There is a familiar pattern to the right wing’s spin on the events of 26 January: condemning the farmers who reached the centre of Delhi, labeling them “extremists,” “Khalistani,” or simply “anti-national.” Perhaps it suits everyone to now find a scapegoat in people like the actor Deep Sidhu, who is accused of instigating protesters to hoist a flag at the Red Fort, and the supposed extremist elements who farmer leaders claimed had hijacked part of the protests. But what happened was predictable. The government and the farmer-union leaders would surely have seen this coming, and yet, they did little to forestall it.
The protests against the farm laws have been building up since September, when the laws were passed—for the first month and a half in Punjab and then, since late November, on the outskirts of Delhi. Over this protracted period, the negotiations went nowhere and the cadre became steadily impatient. Partly to appease the cadre, the farmer leaders themselves had built up expectations of a historic tractor match on Republic Day, circling the power centre in Delhi. The leaders and the Delhi Police failed to agree on a route for days. Barely two days before the march, they finally settled on a route that limited the march to Delhi’s outskirts. To no one’s surprise, the decision fell well short of the cadre’s expectations, which the union leaders themselves had fanned.

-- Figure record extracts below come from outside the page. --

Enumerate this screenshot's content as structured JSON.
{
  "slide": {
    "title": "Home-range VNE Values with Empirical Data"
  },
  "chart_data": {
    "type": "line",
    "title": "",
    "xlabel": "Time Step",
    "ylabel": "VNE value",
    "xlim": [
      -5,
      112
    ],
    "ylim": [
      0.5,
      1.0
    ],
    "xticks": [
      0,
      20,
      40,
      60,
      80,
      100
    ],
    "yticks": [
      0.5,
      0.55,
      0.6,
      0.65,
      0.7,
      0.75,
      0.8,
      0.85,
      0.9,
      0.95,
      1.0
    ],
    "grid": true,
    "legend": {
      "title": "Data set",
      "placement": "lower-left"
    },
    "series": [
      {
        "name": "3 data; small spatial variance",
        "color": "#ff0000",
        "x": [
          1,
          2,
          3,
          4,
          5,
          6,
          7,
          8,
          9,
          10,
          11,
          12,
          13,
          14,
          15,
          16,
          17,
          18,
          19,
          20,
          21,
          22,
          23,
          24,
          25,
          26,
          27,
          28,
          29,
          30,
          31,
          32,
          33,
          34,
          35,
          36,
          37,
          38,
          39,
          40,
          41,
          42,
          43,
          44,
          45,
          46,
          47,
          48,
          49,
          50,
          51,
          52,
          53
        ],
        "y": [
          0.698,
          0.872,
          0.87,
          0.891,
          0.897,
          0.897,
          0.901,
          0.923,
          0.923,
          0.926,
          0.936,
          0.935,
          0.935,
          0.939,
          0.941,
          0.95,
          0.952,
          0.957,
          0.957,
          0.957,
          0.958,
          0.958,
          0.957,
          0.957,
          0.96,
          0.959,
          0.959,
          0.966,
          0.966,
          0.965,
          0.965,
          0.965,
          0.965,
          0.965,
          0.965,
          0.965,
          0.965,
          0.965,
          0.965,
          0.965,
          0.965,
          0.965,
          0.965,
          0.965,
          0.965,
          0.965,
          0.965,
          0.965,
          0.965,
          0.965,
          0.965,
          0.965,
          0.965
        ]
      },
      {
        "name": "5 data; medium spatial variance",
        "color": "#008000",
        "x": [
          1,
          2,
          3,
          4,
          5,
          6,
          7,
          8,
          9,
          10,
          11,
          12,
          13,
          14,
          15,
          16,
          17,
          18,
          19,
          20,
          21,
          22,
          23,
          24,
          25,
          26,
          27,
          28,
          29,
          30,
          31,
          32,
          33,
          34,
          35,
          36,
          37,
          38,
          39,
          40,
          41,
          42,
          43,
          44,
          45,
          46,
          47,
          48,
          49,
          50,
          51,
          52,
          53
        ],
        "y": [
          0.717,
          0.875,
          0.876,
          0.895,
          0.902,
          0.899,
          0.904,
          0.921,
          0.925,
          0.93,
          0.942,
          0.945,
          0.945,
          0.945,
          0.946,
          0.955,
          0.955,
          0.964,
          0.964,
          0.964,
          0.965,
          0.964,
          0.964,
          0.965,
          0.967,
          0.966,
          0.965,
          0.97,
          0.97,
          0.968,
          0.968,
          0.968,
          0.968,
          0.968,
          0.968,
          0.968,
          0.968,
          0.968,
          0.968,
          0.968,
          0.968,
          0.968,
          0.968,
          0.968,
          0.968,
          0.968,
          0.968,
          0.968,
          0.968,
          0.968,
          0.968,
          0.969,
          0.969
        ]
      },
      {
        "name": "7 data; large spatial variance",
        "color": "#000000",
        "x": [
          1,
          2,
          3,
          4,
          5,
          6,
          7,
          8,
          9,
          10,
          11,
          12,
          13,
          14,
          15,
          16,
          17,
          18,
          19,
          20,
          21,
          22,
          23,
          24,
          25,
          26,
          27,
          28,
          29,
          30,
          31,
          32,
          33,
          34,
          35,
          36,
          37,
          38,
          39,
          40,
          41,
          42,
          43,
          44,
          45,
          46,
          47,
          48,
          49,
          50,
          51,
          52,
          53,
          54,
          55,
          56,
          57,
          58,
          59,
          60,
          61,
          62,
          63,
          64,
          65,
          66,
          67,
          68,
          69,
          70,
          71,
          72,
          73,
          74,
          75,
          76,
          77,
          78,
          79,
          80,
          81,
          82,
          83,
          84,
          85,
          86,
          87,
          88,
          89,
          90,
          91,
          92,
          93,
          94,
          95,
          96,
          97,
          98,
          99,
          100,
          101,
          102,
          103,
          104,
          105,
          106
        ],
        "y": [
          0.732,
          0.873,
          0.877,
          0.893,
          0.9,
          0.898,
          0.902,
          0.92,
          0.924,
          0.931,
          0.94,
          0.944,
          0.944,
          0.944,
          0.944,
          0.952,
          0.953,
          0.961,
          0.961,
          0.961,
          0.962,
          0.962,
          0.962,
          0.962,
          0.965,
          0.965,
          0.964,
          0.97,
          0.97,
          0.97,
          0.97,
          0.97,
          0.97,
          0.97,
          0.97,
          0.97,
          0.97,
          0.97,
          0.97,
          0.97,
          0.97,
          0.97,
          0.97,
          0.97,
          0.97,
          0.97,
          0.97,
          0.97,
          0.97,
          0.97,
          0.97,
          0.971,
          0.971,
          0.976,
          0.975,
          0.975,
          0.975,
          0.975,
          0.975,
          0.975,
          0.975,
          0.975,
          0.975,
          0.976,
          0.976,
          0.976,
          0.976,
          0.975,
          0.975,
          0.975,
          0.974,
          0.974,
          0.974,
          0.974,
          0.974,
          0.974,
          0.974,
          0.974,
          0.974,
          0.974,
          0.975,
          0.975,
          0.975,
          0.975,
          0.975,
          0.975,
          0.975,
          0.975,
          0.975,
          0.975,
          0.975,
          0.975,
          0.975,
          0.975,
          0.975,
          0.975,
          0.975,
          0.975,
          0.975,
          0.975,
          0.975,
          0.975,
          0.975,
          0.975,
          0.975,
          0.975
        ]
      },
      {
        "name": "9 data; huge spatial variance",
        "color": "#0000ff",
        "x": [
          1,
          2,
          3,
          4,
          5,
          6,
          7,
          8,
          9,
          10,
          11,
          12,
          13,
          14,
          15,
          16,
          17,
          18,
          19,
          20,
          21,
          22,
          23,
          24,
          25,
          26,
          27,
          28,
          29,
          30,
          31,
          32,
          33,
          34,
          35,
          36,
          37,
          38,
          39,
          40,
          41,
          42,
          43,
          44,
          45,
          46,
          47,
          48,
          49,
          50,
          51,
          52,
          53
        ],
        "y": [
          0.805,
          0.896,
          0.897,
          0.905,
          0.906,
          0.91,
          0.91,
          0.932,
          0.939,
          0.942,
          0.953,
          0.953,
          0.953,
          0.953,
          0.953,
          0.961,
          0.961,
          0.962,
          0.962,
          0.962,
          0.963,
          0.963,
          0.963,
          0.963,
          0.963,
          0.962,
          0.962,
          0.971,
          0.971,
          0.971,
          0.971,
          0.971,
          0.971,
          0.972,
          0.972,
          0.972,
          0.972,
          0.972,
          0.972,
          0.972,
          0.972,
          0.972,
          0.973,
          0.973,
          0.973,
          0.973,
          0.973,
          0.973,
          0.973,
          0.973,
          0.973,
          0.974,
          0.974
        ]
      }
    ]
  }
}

From the night of 24 January, the disquiet among the younger elements in the protest began to be openly articulated. On the afternoon of 25 January, Sarwan Singh Pandher, the general secretary of Kisan Mazdoor Sangharsh Committee—a major union at the protests—announced that their cadre would not follow the designated route. After Pandher’s speech, it was a given that a large number of the protestors would deviate from the route. Given a 15-hour notice of this likelihood, the Delhi Police seemed surprisingly unprepared for it.